Execution: Topcliffe, his horse, and Wiseman's holy water miracle.
From the notice on Mother Mary Wiseman’s parentage, we learn that her mother, Jane Wiseman (née Vaughan), had been active in relieving priests, and was taken into custody by the dreaded Richard Topcliffe in 1598. Since she refused to plead and would not be tried by a jury, she was therefore sentenced to death by the peine forte et dure, or, being pressed to death. This was the same sentence that was passed upon Margaret Clitherow in York in 1586. She was to be laid down on the ground, a sharp wedge placed beneath her back, and her arms in the shape of a cross. A great door would then be placed on top of her body and great weights put upon her, one by one, breaking her ribs and crushing her to death slowly.
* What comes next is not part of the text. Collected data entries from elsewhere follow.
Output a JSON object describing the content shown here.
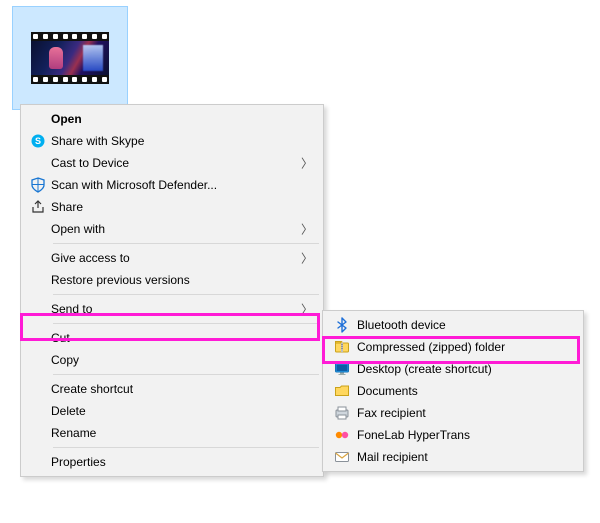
{
  "file_thumbnail": {
    "type": "video",
    "selected": true
  },
  "context_menu": {
    "open": {
      "label": "Open",
      "bold": true
    },
    "share_skype": {
      "label": "Share with Skype",
      "icon": "skype-icon"
    },
    "cast": {
      "label": "Cast to Device",
      "submenu": true
    },
    "defender": {
      "label": "Scan with Microsoft Defender...",
      "icon": "shield-icon"
    },
    "share": {
      "label": "Share",
      "icon": "share-icon"
    },
    "open_with": {
      "label": "Open with",
      "submenu": true
    },
    "give_access": {
      "label": "Give access to",
      "submenu": true
    },
    "restore_prev": {
      "label": "Restore previous versions"
    },
    "send_to": {
      "label": "Send to",
      "submenu": true,
      "highlighted": true
    },
    "cut": {
      "label": "Cut"
    },
    "copy": {
      "label": "Copy"
    },
    "create_shortcut": {
      "label": "Create shortcut"
    },
    "delete": {
      "label": "Delete"
    },
    "rename": {
      "label": "Rename"
    },
    "properties": {
      "label": "Properties"
    }
  },
  "send_to_submenu": {
    "bluetooth": {
      "label": "Bluetooth device",
      "icon": "bluetooth-icon"
    },
    "zip": {
      "label": "Compressed (zipped) folder",
      "icon": "zip-icon",
      "highlighted": true
    },
    "desktop": {
      "label": "Desktop (create shortcut)",
      "icon": "desktop-icon"
    },
    "documents": {
      "label": "Documents",
      "icon": "folder-icon"
    },
    "fax": {
      "label": "Fax recipient",
      "icon": "fax-icon"
    },
    "fonelab": {
      "label": "FoneLab HyperTrans",
      "icon": "fonelab-icon"
    },
    "mail": {
      "label": "Mail recipient",
      "icon": "mail-icon"
    }
  },
  "highlight_color": "#ff1bd6"
}
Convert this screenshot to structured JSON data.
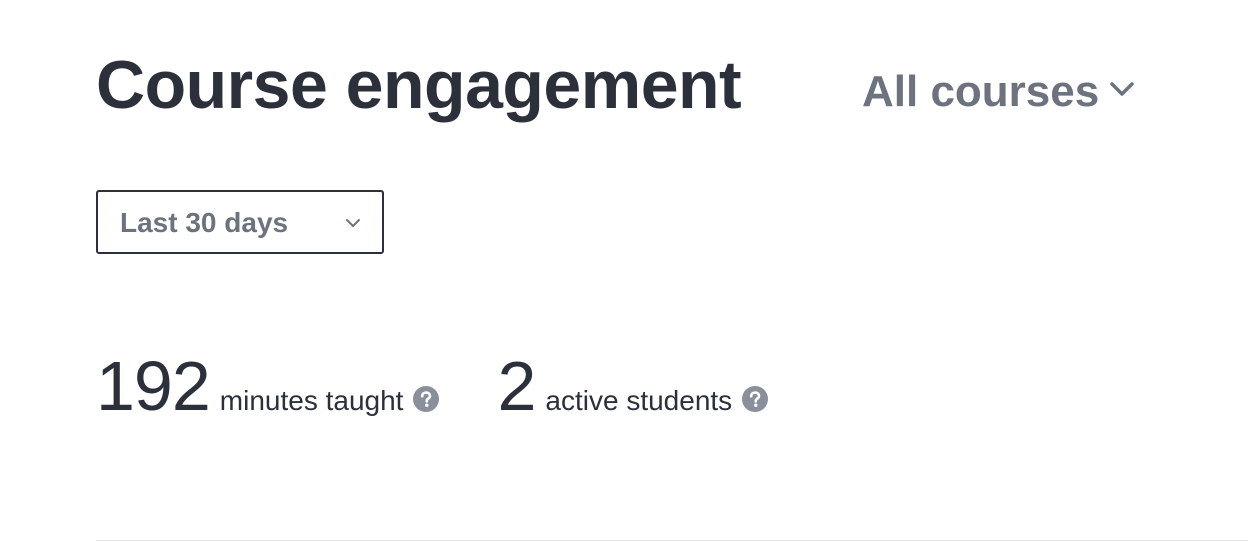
{
  "header": {
    "title": "Course engagement",
    "course_filter": {
      "selected": "All courses",
      "icon": "chevron-down-icon"
    }
  },
  "filters": {
    "date_range": {
      "selected": "Last 30 days",
      "icon": "chevron-down-icon"
    }
  },
  "stats": [
    {
      "value": "192",
      "label": "minutes taught",
      "icon": "help-icon"
    },
    {
      "value": "2",
      "label": "active students",
      "icon": "help-icon"
    }
  ],
  "colors": {
    "title_text": "#2b303b",
    "muted_text": "#6d727f",
    "help_icon": "#8a8f9c",
    "divider": "#e6e8ec"
  }
}
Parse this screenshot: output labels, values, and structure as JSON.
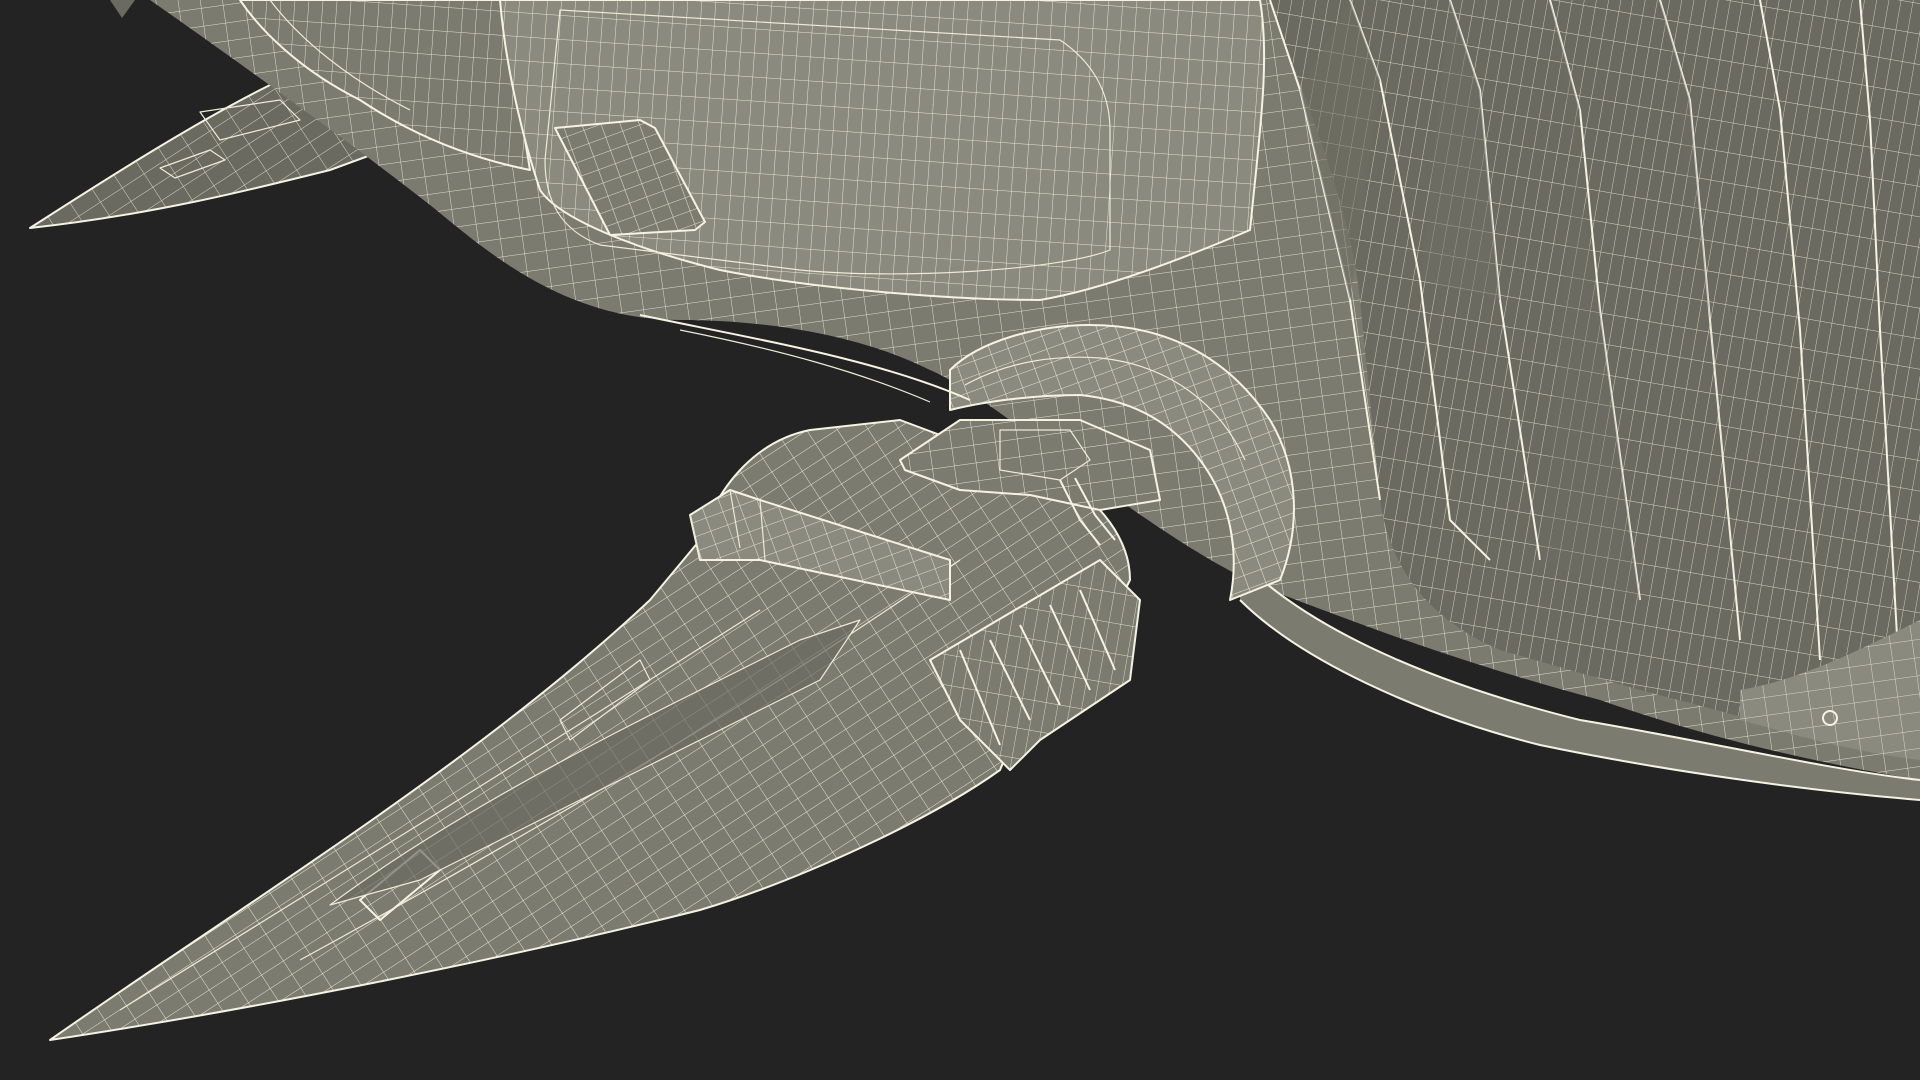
{
  "scene": {
    "background_color": "#232323",
    "surface_color": "#7b7b70",
    "surface_light_color": "#8a8a7f",
    "surface_dark_color": "#6a6a60",
    "wire_color": "#ecebd6",
    "edge_color": "#f4f3e2"
  }
}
Jane Wiseman was apparently not frightened at the prospect of such a slow and painful death, but is reported to have ‘exulted with joy’ and exclaimed: ‘Now, blessed be God, that I shall die with my arms a cross as my Lord Jesus’. However, her son and friends did manage to obtain Elizabeth I’s grace, and the sentence was commuted to life imprisonment and the forfeiture of all her estates. During her long months in prison, Topcliffe repeatedly found ways to harass her. For a while, she was to share a cell with an old witch, and the chronicler notes that the necromancer never managed to practise her ‘art of magic ‘ in the presence of Jane Wiseman, but had to take herself to another place in order to perform her rituals (it appears her services were in great demand even inside the jail). But Jane Wiseman was soon to be called a witch herself, and by none other than Topcliffe. Here is a lovely tale of ‘a miraculous thing … a wonderful thing to see’: one day, as Jane Wiseman saw the infamous torturer riding his horse just under her window on his way to the Queen, she thought ‘it would not be amiss to wash him with holy water’. She therefore grabbed her personal bottle and threw its content upon him and his horse as he passed. The next passage is delicious: ‘no sooner had the holy water touched the horse, but presently it seems he could not endure his rider’. Oddly enough, upon being drenched in water without any warning, the horse began to kick and rear until his rider was flung to the ground. Looking up, Richard Topcliffe spotted Wiseman at her window, and called her an old witch, who had charmed his horse into dismounting him. Wiseman simply laughed ‘to see that holy water had given him so fine a fall’. Miracles come in all sorts of guises.